In Wausau, a warming center operated by Catholic Charities of the Diocese of La Crosse was forced to relocate temporarily to the local YWCA after the coronavirus outbreak in the spring and recently needed to find another new home. First United Methodist Church of Wausau recently announced it will use its basement as a homeless shelter, with room for 25 to 30 people to spend nights, the city’s Mayor Katie Rosenberg said.

The city assisted with the endeavor, paying for showers to be installed at the church. The basement will be outfitted with partitions between beds and a separate area has been designated for meals, efforts to prevent virus spread. 

“We’re grateful for this location, because without it this situation was looking bleak,” said Rosenberg, whose city and surrounding Marathon County are among current COVID-19 hot spots in Wisconsin.   

While that effort will help, homeless residents in many other locations don’t have alternate places to stay with COVID-19 restrictions limiting shelters’ capacities, Poser said. While the state has acted to prevent people from being foreclosed on or evicted, it has not addressed the already homeless population, she said. 

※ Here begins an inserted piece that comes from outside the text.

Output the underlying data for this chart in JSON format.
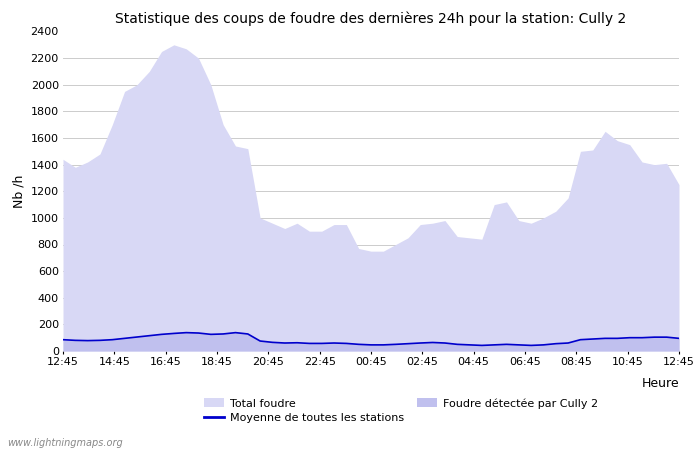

Without further investment in housing, more landlords willing to house homeless people, and money for case management “we will have more people homeless and less ways to help,” Poser said. 

In Menomonie, Hooten and others worry where those who would have stayed at Winter Haven will wind up this winter. A GoFundMe effort has raised about $15,000 so far to pay for homeless people there to stay in hotels during winter months. That total represents a good start, she said, but falls far far short of the cost to house the city’s homeless population during winter months. 

In the meantime, the waiting list for people seeking shelter in Menomonie has grown significantly this year, Hooten said, and currently numbers 25. 

“I don’t know where we get the resources for this issue,” she said. “This is a growing problem with no easy answers.”